Compiler and code-generation assumptions
- Field accesses must remain observable and transformable by pinpoint. Code generation patterns not recognized by pinpoint cannot be randomized safely.
- Inline assembly must not encode assumptions about randomized target layouts unless explicitly excluded from SPSLR or manually synchronized with runtime patching.
- The current implementation assumes predictable instruction pin lowering so that runtime patch sites remain identifiable and patchable.
Current pinpoint implementation limitations
The current pinpoint implementation intentionally preserves randomized field-offset dependencies until runtime patching. As a consequence, randomized field offsets cease to behave as compile-time knowledge in some contexts. Language constructs that require compile-time field offsets may therefore become invalid under SPSLR instrumentation.
In particular, static initialization involving pointers to randomized fields is currently unsupported:
struct target obj;
/* Fails to compile under SPSLR instrumentation (expression is non-const). */
int *field_ptr = &obj.field;
Fields that trigger compiler errors because of this restriction should currently
be marked with __attribute__((spslr_field_fixed)).

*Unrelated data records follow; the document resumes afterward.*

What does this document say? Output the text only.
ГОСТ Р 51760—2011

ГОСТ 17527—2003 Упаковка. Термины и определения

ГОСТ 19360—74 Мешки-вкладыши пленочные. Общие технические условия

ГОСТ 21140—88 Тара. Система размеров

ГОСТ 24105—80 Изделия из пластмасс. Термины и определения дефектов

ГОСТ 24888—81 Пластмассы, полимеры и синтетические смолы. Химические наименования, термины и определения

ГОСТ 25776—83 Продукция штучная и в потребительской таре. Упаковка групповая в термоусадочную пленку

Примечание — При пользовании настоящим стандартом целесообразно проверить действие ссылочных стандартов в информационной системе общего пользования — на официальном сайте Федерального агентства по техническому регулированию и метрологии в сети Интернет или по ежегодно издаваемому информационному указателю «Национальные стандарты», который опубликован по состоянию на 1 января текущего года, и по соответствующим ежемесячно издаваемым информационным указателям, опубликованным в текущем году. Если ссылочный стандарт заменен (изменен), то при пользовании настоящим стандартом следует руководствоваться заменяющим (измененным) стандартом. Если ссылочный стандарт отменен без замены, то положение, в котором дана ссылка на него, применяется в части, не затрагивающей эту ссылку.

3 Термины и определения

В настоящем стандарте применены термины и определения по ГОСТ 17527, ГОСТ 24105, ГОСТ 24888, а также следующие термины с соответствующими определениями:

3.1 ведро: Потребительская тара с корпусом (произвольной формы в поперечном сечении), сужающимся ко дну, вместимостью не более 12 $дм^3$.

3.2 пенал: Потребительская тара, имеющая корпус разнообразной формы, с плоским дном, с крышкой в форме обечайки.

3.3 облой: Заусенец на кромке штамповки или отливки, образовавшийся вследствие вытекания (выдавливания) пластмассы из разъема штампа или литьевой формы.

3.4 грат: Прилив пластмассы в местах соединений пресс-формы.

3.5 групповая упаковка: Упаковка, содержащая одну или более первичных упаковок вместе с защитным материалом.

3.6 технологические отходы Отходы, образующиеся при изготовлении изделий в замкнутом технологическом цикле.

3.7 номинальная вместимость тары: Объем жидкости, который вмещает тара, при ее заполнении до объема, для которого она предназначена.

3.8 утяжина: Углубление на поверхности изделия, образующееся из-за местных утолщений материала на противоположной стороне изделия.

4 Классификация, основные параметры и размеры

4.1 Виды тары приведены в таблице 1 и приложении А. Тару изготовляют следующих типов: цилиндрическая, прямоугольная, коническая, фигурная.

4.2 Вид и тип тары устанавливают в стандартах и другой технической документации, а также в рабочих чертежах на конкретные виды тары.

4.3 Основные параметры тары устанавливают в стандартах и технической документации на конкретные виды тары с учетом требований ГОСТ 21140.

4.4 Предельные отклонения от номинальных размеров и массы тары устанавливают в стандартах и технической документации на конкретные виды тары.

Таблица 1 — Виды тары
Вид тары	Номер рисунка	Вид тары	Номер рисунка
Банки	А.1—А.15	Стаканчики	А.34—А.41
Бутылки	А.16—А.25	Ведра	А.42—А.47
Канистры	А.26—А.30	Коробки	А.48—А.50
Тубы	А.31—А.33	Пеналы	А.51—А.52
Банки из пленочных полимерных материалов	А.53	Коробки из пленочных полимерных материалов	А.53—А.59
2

Pinpoint's separation transformations are not applied to fixed field references
which thus do not lose their compile-time evaluability.
Runtime and patching assumptions
- SPSLR assumes writable access can temporarily be obtained for executable and read-only mappings that contain instruction pins or static target instances.
- Dynamically allocated target instances must not survive across the patching boundary. Stack and heap target instances are not rewritten by selfpatch and must therefore either be destroyed before patching or only be created after selfpatching has completed.
- Pointers materialized from compile-time field offsets must not survive across the patching boundary. Addresses into target objects may become invalid after randomized layouts are applied.
Layout and ABI assumptions
- Layout-sensitive language constructs such as bitfields, compiler-specific packing behavior, or unusual layout rules may require exclusion from SPSLR.
- Externally visible binary interfaces that expose randomized target layouts require special care. Shared ABI structures may require fixed fields or exclusion from layout randomization.
These limitations are intentional constraints of the current prototype and document the assumptions under which SPSLR remains correct.